Monday, November 16, 2009

Eating Animals

Over at The Second Pass, I review Jonathan Safran Foer's latest, a book about his vegetarianism and the horrors of factory farming. A taste:
When Foer was nine, a vegetarian babysitter asked him, mid-chew, “You know that chicken is chicken, right?” For Foer, this was one of those “how-in-the-world-could-I-have-never-thought-of-that-before-and-why-on-earth-didn’t-someone-tell-me? moments.” That reaction is OK — even charming — at nine, but Foer is 32 now, and his years since have not been an uninterrupted protest against meat. In fact, soon after the babysitter posed her shattering question, Foer went back to eating meat. Then, at the end of his sophomore year at Princeton, he became a philosophy major and did his “first seriously pretentious thinking,” which led him back to vegetarianism. “I thought life could, should, and must conform to the mold of reason,” he writes. “You can imagine how annoying this made me.” Yes.

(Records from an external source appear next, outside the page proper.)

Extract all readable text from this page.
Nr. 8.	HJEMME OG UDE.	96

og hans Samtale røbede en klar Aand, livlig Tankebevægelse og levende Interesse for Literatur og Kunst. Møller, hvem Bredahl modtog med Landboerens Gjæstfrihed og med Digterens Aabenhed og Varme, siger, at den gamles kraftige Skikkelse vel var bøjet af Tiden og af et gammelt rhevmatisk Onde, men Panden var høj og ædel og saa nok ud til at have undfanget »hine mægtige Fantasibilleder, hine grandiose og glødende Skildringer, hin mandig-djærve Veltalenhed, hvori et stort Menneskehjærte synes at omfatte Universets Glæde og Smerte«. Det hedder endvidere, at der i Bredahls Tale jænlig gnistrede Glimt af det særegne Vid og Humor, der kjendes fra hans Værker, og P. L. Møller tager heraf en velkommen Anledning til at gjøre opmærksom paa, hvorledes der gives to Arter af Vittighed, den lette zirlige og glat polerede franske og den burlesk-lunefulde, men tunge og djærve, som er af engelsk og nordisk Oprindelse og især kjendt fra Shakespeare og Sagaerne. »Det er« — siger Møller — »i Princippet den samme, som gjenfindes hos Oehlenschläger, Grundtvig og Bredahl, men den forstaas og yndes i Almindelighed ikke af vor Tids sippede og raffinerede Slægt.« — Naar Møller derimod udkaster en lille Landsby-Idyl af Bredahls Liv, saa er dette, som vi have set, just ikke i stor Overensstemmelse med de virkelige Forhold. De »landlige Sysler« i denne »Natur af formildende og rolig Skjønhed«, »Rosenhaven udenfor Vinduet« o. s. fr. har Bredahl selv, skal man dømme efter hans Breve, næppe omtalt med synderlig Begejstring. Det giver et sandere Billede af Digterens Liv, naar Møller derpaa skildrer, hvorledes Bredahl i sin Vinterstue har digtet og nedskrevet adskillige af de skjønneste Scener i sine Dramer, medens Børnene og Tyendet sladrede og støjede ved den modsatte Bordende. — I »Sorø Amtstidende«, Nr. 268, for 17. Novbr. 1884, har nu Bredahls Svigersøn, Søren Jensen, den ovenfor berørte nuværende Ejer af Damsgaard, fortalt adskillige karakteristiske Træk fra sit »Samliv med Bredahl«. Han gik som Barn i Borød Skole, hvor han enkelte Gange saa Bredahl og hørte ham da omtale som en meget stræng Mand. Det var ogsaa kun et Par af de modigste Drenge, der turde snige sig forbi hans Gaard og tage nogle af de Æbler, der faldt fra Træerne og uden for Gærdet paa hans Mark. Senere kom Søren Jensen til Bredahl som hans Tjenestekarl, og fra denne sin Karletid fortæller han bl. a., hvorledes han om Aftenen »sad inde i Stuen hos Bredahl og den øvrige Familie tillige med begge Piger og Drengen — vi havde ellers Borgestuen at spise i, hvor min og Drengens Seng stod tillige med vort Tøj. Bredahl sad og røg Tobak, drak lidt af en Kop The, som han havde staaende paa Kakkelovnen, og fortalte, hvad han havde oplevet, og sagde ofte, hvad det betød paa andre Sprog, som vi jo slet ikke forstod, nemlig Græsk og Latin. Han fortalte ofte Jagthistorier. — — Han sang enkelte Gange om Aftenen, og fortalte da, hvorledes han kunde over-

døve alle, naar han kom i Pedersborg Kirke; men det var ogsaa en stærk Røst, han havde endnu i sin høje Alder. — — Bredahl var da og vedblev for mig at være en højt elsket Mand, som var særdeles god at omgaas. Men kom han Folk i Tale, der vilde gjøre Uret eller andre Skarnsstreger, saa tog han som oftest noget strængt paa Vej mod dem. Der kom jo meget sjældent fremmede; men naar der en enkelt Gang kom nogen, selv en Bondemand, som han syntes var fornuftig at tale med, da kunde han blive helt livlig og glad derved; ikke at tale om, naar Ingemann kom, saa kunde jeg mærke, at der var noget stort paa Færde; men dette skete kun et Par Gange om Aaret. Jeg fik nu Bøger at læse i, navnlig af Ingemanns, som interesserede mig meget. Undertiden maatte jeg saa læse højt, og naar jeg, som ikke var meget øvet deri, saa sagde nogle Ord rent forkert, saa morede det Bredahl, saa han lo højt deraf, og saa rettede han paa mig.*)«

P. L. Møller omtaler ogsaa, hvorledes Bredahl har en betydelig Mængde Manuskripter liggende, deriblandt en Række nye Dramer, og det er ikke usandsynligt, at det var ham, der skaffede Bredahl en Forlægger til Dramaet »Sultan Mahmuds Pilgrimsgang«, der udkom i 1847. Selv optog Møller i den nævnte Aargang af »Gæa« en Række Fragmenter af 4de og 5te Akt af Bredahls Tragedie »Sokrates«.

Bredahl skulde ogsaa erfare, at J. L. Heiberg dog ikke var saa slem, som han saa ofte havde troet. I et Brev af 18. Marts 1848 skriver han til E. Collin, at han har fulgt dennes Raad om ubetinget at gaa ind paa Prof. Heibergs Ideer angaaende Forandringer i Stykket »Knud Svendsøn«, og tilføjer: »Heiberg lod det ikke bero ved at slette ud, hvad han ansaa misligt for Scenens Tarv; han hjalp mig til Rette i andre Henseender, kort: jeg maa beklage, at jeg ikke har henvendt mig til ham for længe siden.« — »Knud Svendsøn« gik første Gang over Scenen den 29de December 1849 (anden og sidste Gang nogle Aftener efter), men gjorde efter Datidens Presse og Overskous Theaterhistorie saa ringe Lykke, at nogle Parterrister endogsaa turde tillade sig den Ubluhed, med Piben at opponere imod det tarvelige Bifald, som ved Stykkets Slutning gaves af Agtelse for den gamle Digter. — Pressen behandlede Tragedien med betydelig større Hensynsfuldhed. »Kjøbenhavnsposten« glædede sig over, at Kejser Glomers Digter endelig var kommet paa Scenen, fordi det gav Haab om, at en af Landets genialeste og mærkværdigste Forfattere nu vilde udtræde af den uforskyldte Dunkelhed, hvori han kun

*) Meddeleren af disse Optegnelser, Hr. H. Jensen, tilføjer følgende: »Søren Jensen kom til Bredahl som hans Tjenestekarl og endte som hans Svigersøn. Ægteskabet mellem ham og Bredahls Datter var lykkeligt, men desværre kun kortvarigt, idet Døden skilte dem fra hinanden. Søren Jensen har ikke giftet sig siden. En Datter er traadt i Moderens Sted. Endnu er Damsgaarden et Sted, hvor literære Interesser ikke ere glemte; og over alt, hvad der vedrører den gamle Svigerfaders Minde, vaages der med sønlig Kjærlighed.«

You could say my imagination has rarely been less taxed.

3 Comments:

Blogger Unknown said...

Just read your review. Great stuff.

5:39 AM  
Blogger jenny said...

"Shaman Laureate!" That alone was worth the read. Thanks for writing this; it was great.

3:58 PM  
Anonymous Anonymous said...

Nicely done, John. Sounds like Foer is afraid to put aside his quixotic cuteness and just be controversial.